- The Washington Times - Friday, February 3, 2017

The Trump administration said Friday that 9.2 million people signed up for health coverage this year on the main Obamacare website, a drop-off of about 400,000 customers from last year’s effort.

Activity on HealthCare.gov had been running ahead of 2016 signups in the final weeks of President Obama’s tenure, despite rampant GOP talk of repeal, yet that enthusiasm appeared to wane ahead of the Jan. 31 deadline.

The update doesn’t include final data from a dozen state-run exchanges, although available figures show that at least 12 million people selected private coverage for the 2017 plan year under the Affordable Care Act, often with the help of taxpayer-funded subsidies.

Unless the remaining states report a robust finish, the law will fall short of Mr. Obama’s target of 13.8 million signups for this year.

“Signups are falling somewhat short of last year, which is movement in the wrong direction for improving the risk pool but hardly a collapse,” said Larry Levitt, a senior vice president at the nonpartisan Kaiser Family Foundation.

Democrats insist the law can still be fixed, yet congressional Republicans seeking to repeal and replace the law with President Trump said the federal update showed dwindling interest in the law and that numbers would droop further, since customers must effectuate their coverage by paying their first month’s bill.

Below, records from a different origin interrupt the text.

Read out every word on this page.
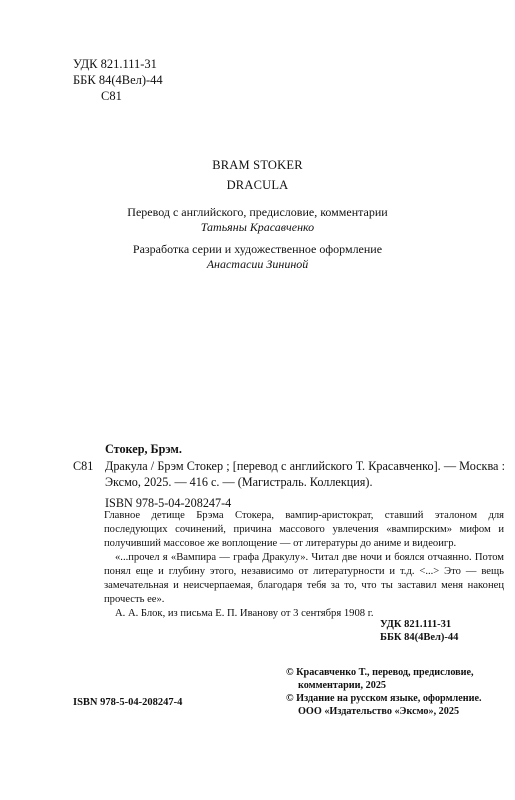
УДК 821.111-31
ББК 84(4Вел)-44
С81
BRAM STOKER
DRACULA
Перевод с английского, предисловие, комментарии
Татьяны Красавченко
Разработка серии и художественное оформление
Анастасии Зининой
Стокер, Брэм.
С81 Дракула / Брэм Стокер ; [перевод с английского Т. Красавченко]. — Москва : Эксмо, 2025. — 416 с. — (Магистраль. Коллекция).
ISBN 978-5-04-208247-4

Главное детище Брэма Стокера, вампир-аристократ, ставший эталоном для последующих сочинений, причина массового увлечения «вампирским» мифом и получивший массовое же воплощение — от литературы до аниме и видеоигр.

«...прочел я «Вампира — графа Дракулу». Читал две ночи и боялся отчаянно. Потом понял еще и глубину этого, независимо от литературности и т.д. <...> Это — вещь замечательная и неисчерпаемая, благодаря тебя за то, что ты заставил меня наконец прочесть ее».

А. А. Блок, из письма Е. П. Иванову от 3 сентября 1908 г.

УДК 821.111-31
ББК 84(4Вел)-44
© Красавченко Т., перевод, предисловие,
комментарии, 2025
© Издание на русском языке, оформление.
ООО «Издательство «Эксмо», 2025
ISBN 978-5-04-208247-4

“Not only have today’s numbers failed to keep pace with last year’s, they also fail to account for those individuals who will actually follow through and pay the premiums,” Senate Finance Chairman Orrin Hatch, Utah Republican, said. “Whether families can and will pay the 25 percent average increase over last year for benchmark plans remains in question. Either way, enrollment numbers are down and costs are up. These cost hikes are exactly the reason why Republicans are committed to repealing and replacing Obamacare.”

Obamacare’s supporters, meanwhile, interpreted the figures as a testament to the law’s staying power, despite rampant talk of repeal and Mr. Trump’s decision to yank up to $5 million TV and radio advertising ahead of a crucial final week of signups.

Ben Wakana, a spokesman for the Health and Human Services Department under Mr. Obama, said “the Trump administration’s efforts to suppress enrollment clearly had an impact.”

There were roughly 375,000 in the final two weeks of 2017 enrollment compared to roughly 700,000 in the last week of last year’s effort alone.

“When President Obama left office, enrollment was outpacing last year,” Mr. Wakana said. “Since taking office, the new administration deliberately sabotaged the law: pulled down advertising, threatened outreach efforts, and sewed uncertainty about consumer protections. 12 million people are now covered, and Republicans must come up with a plan before ripping their health care away.”

Friday’s announcement from the Centers for Medicare and Medicaid Services exhibited a clear shift in tone from the Obama era, when agency officials cheered the law at every turn.

Under Mr. Trump, the agency noted that customers faced an average premium hike of 25 percent among popular “benchmark plans” and a 28-percent drop in the number of participating insurers in 2017.